On the 6 July 1923 Hastings Council considered an “Offer of Land at Old London Road as an Open Space”. The offer was made through Thorpe Meadows and Pearson, Havelock Road Hastings.  It said that the owner of the piece of land on the north side of Old London Road adjoining the building formerly known as the Princess Cinema (Now the Salvation Army) was prepared to offer the land as a free gift. It was conditional on paying a fair and reasonable proportion for making up and maintaining the 10ft roadway; to leave a passage or space not less than 3 feet wide as a means of communication of adjacent properties and the council was required to ‘preserve the land for ever as an open space’ and not do, or suffer to be done, anything thereon which might become a nuisance or annoyance to the neighbourhood. The best thanks of the Council was tendered to the owner for his gift.

The following year the Committee, at their meeting held on the 7th March 1924 considered a second offer again made through Thorpe Meadows and Pearson who intimated that their client, who gave the piece of land at Old London Road Ore to be used as an open space, is prepared to offer a further portion of land at the rear of the before mentioned piece, also to be used as an open space for the benefit of the inhabitants of the District, and otherwise similar terms which appertained to the previous gift.


The Town Clerk accidentally revealed his name in a later report to the council that the benefactor was Thomas Mason. Both he and later his daughter gave similar gifts anonymously to other towns in the southeast.

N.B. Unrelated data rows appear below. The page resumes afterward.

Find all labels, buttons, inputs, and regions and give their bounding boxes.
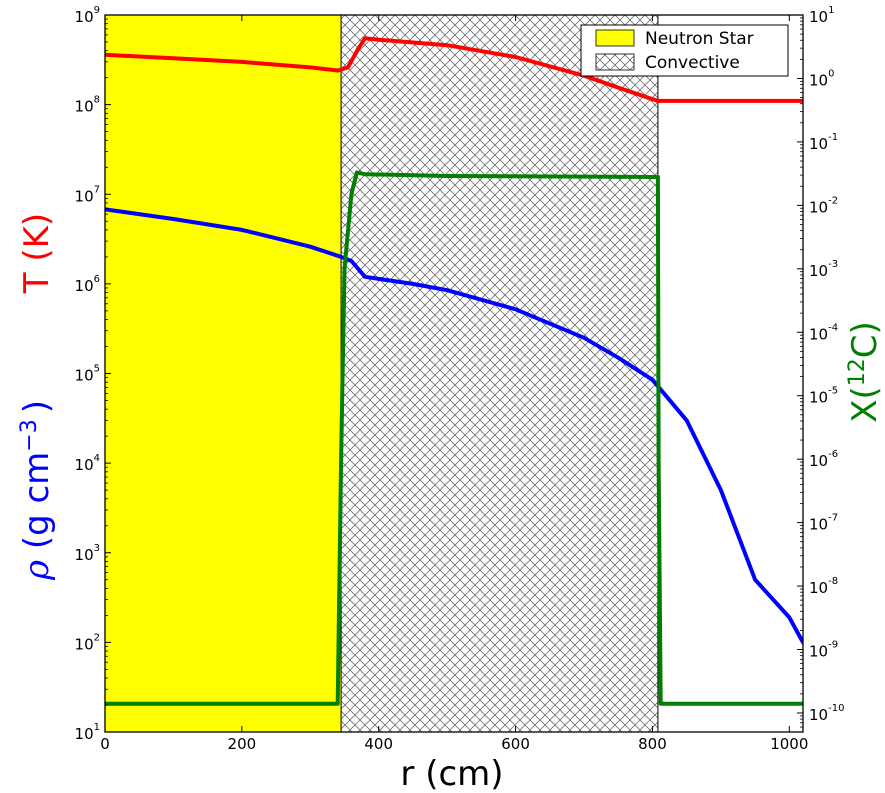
legend: Neutron Star Convective [580, 24, 789, 77]
left-tick-label: 103 [75, 543, 100, 564]
x-tick-label: 0 [100, 735, 110, 753]
legend-label-convective: Convective [645, 53, 740, 73]
right-tick-label: 10-6 [809, 449, 838, 470]
left-tick-label: 105 [75, 364, 100, 385]
x-ticks: 0 200 400 600 800 1000 [100, 15, 808, 753]
right-tick-label: 10-1 [809, 132, 838, 153]
right-tick-label: 10-9 [809, 640, 838, 661]
left-axis-ticks: 101 102 103 104 105 106 107 108 109 [75, 5, 111, 743]
left-tick-label: 102 [75, 632, 100, 653]
right-tick-label: 10-10 [809, 703, 844, 724]
right-tick-label: 100 [809, 68, 834, 89]
legend-swatch-neutron-star [595, 29, 635, 47]
right-tick-label: 10-2 [809, 195, 838, 216]
right-tick-label: 10-7 [809, 513, 838, 534]
right-axis-ticks: 10-10 10-9 10-8 10-7 10-6 10-5 10-4 10-3 10-2 10-… [797, 5, 844, 728]
x-tick-label: 800 [638, 735, 667, 753]
legend-label-neutron-star: Neutron Star [645, 29, 754, 49]
left-tick-label: 101 [75, 722, 100, 743]
convective-region [341, 15, 658, 732]
legend-swatch-convective [595, 53, 635, 71]
right-tick-label: 10-4 [809, 322, 838, 343]
temperature-line [105, 36, 803, 103]
left-tick-label: 108 [75, 95, 100, 116]
left-tick-label: 104 [75, 453, 100, 474]
x-tick-label: 1000 [770, 735, 808, 753]
x-axis-title: r (cm) [400, 754, 503, 793]
right-axis-title-carbon: X(12C) [845, 321, 885, 423]
left-tick-label: 107 [75, 184, 100, 205]
right-tick-label: 101 [809, 5, 834, 26]
density-line [105, 207, 803, 645]
x-tick-label: 600 [501, 735, 530, 753]
series-lines [105, 36, 803, 706]
carbon-line [105, 170, 803, 706]
right-tick-label: 10-3 [809, 259, 838, 280]
left-tick-label: 106 [75, 274, 100, 295]
left-tick-label: 109 [75, 5, 100, 26]
right-tick-label: 10-8 [809, 576, 838, 597]
right-tick-label: 10-5 [809, 386, 838, 407]
regions [105, 15, 659, 732]
left-axis-title-temperature: T (K) [17, 213, 57, 294]
x-tick-label: 400 [364, 735, 393, 753]
x-tick-label: 200 [228, 735, 257, 753]
left-axis-title-density: ρ (g cm−3) [17, 400, 57, 581]
neutron-star-region [105, 15, 342, 732]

He was born 13 Jan 1859 in Southwark as Thomas Alexander Bear and inherited Bear and Sons an international tobacco company, which later became part of the British American Tobacco Co. He was an extremely wealthy and generous man and it is not clear what his connection with Ore was, or indeed why he changed his name when he was 29. Thomas died in 1949, not that far away, at The Finches, Wittersham, Kent were he spent his last years with his son Eric.